今までは、知っている人、語彙の多さが専門性を定義してきたけれど、 「何でも知っているけれど何もできない機械」が実体化するようになると、 今度は語彙をどう削り込むか、より少ない語彙でその問題を定義できることこそが 専門性を定義するようになる。

知の高速道路化。

「語彙の増やしかた」を学ぶよりは、恐らくは「語彙の削りかた」を習得するのはより簡単で、 たとえば医学なら、医学部6年を卒業するよりははるかに短い時間で、医師の真似事が できるようになる。そうなると今度は、たとえば理学部でネズミ相手に試験管振ってた人とか、 スパコン叩いて天体シミュレーション走らせてた人なんかがある日気が向いて、 ちょっと内科になってみました、なんてことが決して夢で無くなる。

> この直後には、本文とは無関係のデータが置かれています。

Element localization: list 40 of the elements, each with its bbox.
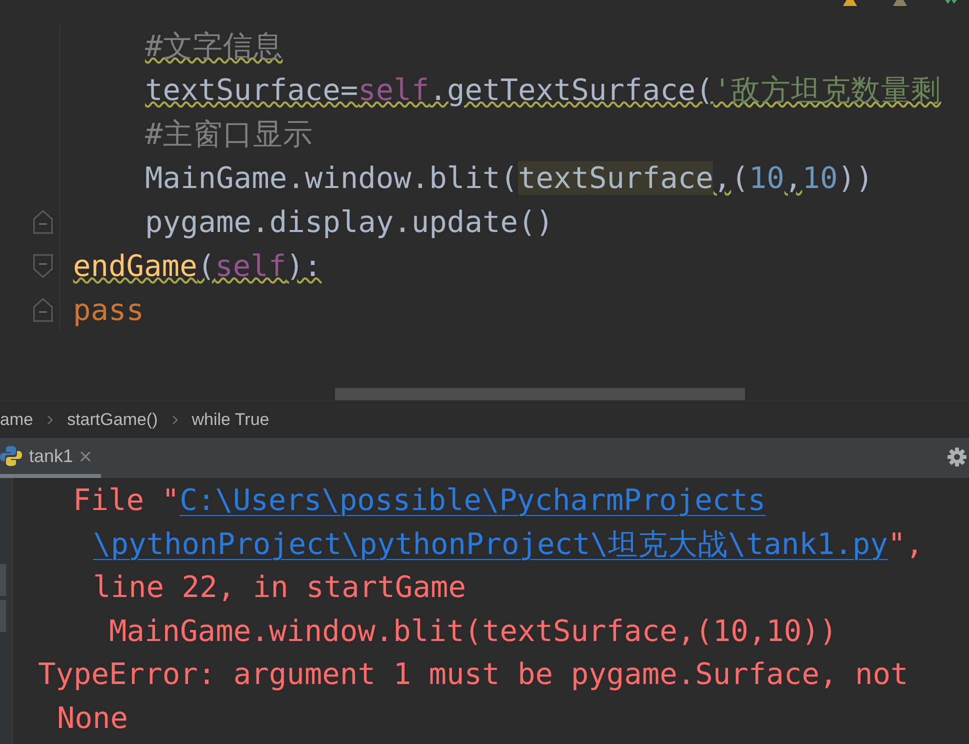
- console-line: TypeError: argument 1 must be pygame.Surface, not: [37, 656, 910, 693]
- chevron-icon: [47, 414, 54, 424]
- code-token: ):: [286, 249, 322, 283]
- code-token: ,: [713, 161, 732, 195]
- code-token: ,: [784, 161, 802, 195]
- code-token: )): [838, 161, 874, 195]
- chevron-icon: [172, 414, 178, 424]
- breadcrumb-item[interactable]: while True: [192, 410, 270, 430]
- code-token: pass: [73, 293, 144, 327]
- code-token: .getTextSurface(: [429, 73, 714, 107]
- code-token: self: [358, 73, 430, 107]
- close-icon[interactable]: [80, 450, 92, 462]
- code-token: '敌方坦克数量剩: [713, 73, 942, 107]
- code-token: (: [731, 161, 749, 195]
- console-line: MainGame.window.blit(textSurface,(10,10)): [108, 612, 838, 650]
- horizontal-scrollbar[interactable]: [335, 388, 745, 400]
- breadcrumb-item[interactable]: ame: [0, 410, 34, 430]
- code-token: MainGame.window.blit(: [145, 161, 518, 195]
- code-token: 10: [802, 161, 838, 195]
- code-token: endGame: [73, 249, 198, 283]
- code-token: pygame.display.update(): [145, 205, 554, 239]
- console-line: line 22, in startGame: [92, 569, 467, 606]
- console-line: \pythonProject\pythonProject\坦克大战\tank1.py",: [92, 526, 924, 562]
- code-token: #主窗口显示: [145, 117, 313, 151]
- code-token: textSurface: [518, 161, 714, 195]
- console-line: File "C:\Users\possible\PycharmProjects: [72, 482, 767, 519]
- code-token: #文字信息: [145, 29, 283, 63]
- python-icon: [0, 445, 22, 467]
- console-line: None: [56, 700, 130, 736]
- fold-icon[interactable]: [32, 209, 54, 235]
- settings-icon[interactable]: [947, 447, 967, 467]
- scroll-marker: [0, 600, 6, 632]
- breadcrumb-item[interactable]: startGame(): [67, 410, 158, 430]
- fold-icon[interactable]: [32, 297, 54, 323]
- code-token: self: [215, 249, 286, 283]
- code-token: textSurface=: [145, 73, 358, 107]
- fold-icon[interactable]: [32, 253, 54, 279]
- scroll-marker: [0, 564, 6, 596]
- code-token: 10: [748, 161, 784, 195]
- code-token: (: [197, 249, 216, 283]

いろんな専門分野に、いろんな言語セットが実装されて、専門分野を基礎から学ぶのではなくて、 自分が今知っている語彙から、機械にとって不必要な語彙の「捨てかた」を学ぶことで専門分野を 学ぶことに代えられる時代というのは、あらゆる分野の専門領域に「高速道路」が実装されて、 最先端分野の少し手前までは、ほとんど労力無く進むことができる。

高速道路が作られても、「その道を今まで歩いて来た」という経験やら、能力といったものは、 たぶんやはり必要になってくるはず。高速道路を降りた先では、やはり足で歩かないといけないから。

機械仕掛けの神様が君臨する近未来、高速道路を降りた原野には、 同じ道を歩いてきた均一な集団があるんじゃなくて、 山で足を鍛えてきた人、トラックスポーツ一筋だった人、本業は走りじゃなくて泳ぎだったり、 格闘技だったり、いろんな「鍛えた足」がそこに集まって、いろんな方向に向かって 多様性を競う時代が来る。

自分達が職を失うリスクはもちろんあるのだろうけれど、それはきっと、 すごく面白いことなんだと思う。